Shawn partners with his best friend, Gus, to start a psychic detective agency, and the two solve an impressive number of crimes for the police department. They often find themselves in comedic situations due to Shawn’s willingness to look like a fool to get information for a case.

Shawn and Gus have been known to take parts as a Minor League Baseball mascot, a star in a Spanish soap opera, vampires and an NFL player, to name a few, all to get information for a case. Their antics often land them in trouble with the criminals they’re pursuing and leave them using ridiculous disguises in order to escape desperate situations.
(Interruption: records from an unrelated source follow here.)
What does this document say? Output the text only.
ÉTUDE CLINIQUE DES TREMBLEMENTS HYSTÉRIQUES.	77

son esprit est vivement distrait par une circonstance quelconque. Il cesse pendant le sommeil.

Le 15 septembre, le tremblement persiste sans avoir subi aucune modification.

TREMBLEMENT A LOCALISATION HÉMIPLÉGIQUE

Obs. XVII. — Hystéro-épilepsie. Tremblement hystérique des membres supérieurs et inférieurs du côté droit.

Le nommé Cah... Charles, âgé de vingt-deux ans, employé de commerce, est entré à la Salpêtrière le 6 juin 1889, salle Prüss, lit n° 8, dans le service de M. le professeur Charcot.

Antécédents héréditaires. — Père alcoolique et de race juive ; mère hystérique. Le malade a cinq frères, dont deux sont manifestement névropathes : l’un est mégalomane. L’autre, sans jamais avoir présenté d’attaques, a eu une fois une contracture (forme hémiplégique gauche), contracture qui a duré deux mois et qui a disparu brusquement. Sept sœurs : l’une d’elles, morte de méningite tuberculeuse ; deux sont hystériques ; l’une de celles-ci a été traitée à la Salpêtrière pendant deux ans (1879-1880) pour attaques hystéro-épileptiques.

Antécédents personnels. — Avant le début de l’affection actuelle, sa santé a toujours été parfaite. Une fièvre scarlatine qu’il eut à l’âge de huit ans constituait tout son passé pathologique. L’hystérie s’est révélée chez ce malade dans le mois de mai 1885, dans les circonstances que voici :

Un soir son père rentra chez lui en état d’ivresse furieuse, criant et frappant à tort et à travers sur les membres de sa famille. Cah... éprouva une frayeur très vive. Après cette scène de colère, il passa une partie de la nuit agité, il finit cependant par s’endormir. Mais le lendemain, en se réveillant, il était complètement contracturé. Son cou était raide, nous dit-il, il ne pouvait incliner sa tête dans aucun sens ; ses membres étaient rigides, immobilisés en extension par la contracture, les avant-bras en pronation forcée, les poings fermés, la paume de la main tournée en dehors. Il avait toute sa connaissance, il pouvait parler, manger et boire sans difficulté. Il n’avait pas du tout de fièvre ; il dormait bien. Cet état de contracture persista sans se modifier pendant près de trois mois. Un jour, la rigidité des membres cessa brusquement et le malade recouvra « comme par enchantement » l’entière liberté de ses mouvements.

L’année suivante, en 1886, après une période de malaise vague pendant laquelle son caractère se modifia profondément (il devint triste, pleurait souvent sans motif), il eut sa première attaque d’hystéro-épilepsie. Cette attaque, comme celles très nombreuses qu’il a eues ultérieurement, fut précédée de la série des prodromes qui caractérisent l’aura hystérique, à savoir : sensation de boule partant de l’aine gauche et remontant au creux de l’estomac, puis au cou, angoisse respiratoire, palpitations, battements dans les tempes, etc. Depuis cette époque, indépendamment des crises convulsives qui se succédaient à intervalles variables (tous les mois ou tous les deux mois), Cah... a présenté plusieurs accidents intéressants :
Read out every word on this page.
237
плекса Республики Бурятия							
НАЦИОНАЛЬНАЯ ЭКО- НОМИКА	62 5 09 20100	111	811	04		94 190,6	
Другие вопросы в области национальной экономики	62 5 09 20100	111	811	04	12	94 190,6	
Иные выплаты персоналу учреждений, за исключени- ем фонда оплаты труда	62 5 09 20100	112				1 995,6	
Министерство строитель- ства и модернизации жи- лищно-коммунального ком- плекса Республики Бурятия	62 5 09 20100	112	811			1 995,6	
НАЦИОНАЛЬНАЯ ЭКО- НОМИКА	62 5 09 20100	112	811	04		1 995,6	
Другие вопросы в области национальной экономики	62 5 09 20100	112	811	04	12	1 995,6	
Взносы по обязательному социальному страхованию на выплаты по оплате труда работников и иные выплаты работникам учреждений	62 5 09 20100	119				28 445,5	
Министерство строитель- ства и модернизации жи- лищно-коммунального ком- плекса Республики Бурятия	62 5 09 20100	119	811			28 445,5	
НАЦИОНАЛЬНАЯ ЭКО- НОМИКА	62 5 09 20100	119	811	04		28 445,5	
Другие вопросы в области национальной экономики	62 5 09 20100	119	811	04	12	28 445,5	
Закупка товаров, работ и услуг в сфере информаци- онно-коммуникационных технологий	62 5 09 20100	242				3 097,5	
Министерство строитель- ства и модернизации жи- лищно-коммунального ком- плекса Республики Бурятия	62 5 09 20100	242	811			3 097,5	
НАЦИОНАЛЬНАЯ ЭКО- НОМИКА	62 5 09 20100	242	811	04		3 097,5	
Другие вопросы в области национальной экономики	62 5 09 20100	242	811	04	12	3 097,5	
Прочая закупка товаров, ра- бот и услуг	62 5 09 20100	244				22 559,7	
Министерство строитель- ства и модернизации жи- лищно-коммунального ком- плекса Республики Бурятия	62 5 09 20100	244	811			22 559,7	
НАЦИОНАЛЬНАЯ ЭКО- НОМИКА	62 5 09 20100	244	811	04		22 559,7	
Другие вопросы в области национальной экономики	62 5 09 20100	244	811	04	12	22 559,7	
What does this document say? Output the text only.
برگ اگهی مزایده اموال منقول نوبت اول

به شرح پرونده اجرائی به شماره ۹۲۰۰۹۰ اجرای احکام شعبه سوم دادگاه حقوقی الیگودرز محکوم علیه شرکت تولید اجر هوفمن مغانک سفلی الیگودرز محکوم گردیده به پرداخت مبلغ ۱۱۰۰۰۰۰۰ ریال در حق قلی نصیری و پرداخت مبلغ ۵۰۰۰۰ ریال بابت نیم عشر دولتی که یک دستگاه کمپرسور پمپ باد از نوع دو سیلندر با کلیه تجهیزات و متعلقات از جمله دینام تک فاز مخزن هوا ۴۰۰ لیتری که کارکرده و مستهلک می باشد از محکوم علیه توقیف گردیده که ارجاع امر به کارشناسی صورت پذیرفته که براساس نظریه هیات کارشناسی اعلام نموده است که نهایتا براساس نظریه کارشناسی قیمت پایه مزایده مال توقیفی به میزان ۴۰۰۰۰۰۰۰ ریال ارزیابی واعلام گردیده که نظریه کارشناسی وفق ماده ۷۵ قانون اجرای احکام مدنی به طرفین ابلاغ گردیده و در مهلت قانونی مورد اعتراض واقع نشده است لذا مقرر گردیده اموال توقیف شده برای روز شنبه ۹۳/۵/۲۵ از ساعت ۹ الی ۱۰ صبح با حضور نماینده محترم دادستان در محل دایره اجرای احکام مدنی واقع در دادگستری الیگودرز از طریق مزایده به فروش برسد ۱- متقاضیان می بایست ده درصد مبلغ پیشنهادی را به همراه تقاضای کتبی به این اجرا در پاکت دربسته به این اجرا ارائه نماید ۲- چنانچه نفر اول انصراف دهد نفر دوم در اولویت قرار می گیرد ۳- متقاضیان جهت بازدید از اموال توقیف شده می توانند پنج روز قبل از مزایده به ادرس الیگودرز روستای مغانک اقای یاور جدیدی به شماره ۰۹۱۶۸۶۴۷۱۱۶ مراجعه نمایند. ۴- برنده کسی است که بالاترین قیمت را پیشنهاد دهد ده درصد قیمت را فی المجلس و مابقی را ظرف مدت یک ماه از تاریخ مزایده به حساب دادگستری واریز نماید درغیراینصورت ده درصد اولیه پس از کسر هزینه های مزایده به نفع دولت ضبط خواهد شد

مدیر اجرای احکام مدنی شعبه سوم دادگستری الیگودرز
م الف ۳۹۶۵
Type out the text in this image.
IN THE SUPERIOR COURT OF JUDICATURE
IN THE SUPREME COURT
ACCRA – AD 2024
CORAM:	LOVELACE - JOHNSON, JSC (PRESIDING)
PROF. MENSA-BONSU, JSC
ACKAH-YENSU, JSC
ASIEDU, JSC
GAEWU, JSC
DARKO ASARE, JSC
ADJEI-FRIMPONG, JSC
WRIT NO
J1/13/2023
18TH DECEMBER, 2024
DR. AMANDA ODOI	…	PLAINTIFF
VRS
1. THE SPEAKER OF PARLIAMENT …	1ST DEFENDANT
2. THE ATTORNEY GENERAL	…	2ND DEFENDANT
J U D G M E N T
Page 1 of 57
Bring them to Las Vegas and they have a playground that never sleeps and an endless supply of quirky disguises and weird jobs they can take on while solving cases for Metro.

“Mob City”

“Mob City” is set in Los Angeles and based on real-life accounts of Los Angeles Police Department officers dealing with gangsters in the 1940s. The decades-long conflict between the police and the L.A. mob, led by Bugsy Siegel, is showcased in a fast-paced crime drama that portrays the city as one that, on the surface, was about glamour, fame and new beginnings, but had a dark underground where corruption reached deep within the police department.

We’d have to use some creative license to shift the events to Las Vegas, we know, but with the city’s mob history, it’s not a stretch to imagine the show here. And where better to show the contrast between the neon and glitz of above-ground life and the shady dark-alley dealings of the mob than in Sin City?